02 - Grab a roomy bowl and toss in your flour, salt, sugar, and yeast. Stir it all until nicely mixed with a sturdy spatula.
03 - Push the dry mix aside to form an open center. Pour your olive oil and warm water in. Mix until the flour disappears. Expect a sticky dough – no hand-kneading yet!
04 - Drop your mashed potato into the dough. Use a folding motion with the spatula to incorporate it, smearing along the bowl sides. Once evenly blended, form it roughly into a ball.
05 - Cover the bowl with plastic wrap and place it somewhere cozy (around 25°C/77°F). Let it sit for about 30 minutes or until it grows roughly half to double the size.
06 - Take another large bowl, spread 2 teaspoons of olive oil inside, coat it completely with your hands. Transfer the dough into this bowl. Fold its edges into the center six times, then shape it into a ball and cover with plastic wrap.
07 - Let this bowl hang out in the same warm spot (25°C/77°F) for about 30 minutes, until the dough again grows by half or doubles in size.
08 - Use a 26.5 x 20 x 5 cm non-stick metal pan, or a round baking pan 23 cm (9”) wide. Pour in 2 tablespoons olive oil and coat the base and edges completely.
09 - Preheat your oven to 220°C/430°F (200°C if using fan). Place a rack in the middle and let the oven fully heat for at least 15 minutes before baking.
10 - Plop the dough into the prepped pan. Stretch and work it outwards to mostly fill the bottom (it’s springy, be patient!) until it’s roughly level. It’s okay if it’s not perfect – it’ll flatten during baking.
11 - Cover the pan with plastic wrap, then let it sit in a warm area for about 40 minutes. The dough should fill the pan and rise another quarter or so in height.
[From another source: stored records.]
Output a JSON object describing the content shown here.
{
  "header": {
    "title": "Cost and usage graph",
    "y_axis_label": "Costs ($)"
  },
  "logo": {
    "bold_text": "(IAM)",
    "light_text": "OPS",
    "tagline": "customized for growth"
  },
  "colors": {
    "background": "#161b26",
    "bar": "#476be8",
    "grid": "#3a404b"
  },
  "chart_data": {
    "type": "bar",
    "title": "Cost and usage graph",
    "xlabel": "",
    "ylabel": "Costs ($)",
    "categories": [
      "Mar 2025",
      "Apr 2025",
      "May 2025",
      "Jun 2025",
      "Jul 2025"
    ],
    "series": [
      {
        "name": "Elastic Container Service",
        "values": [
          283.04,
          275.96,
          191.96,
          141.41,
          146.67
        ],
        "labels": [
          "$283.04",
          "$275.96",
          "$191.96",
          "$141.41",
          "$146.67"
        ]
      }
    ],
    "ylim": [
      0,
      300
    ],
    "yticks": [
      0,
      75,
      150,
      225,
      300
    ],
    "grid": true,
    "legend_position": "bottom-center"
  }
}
12 - Drizzle 2 teaspoons of olive oil on the dough’s surface and gently smear it with your hands. Use your fingers like claws, push them deep into the dough to create fun little dimples.
13 - Go wild with your toppings of choice – follow their specific steps below. Then drizzle 2 tablespoons olive oil over the top, letting it settle into those dimples. Sprinkle with sea salt.
14 - Bake for around 25–30 minutes until the top turns a rich golden-brown and the edges look crispy and fried.
15 - Turn the bread out onto a cooling rack. Let it rest for a bit before slicing. For bonus flavor, splash a little more olive oil before serving.

# Notes:

01 - Forget overly soft bread that took over in the '90s. This focaccia hits the sweet spot – fluffy and moist inside, with a golden, crunchy top.
02 - For rosemary and garlic: Heat oil and garlic in a small pan over medium heat. Lower to gentle heat and poach for 10 minutes without letting it fry. Strain, cool, and press onto dough. Sprinkle with rosemary before baking.
03 - For bursting tomatoes: Firmly press each tomato onto the dough surface, squashing lightly. Dust oregano over the top before baking.
04 - For olives: Press the pitted olives firmly onto the dough. Finish with an oregano sprinkle.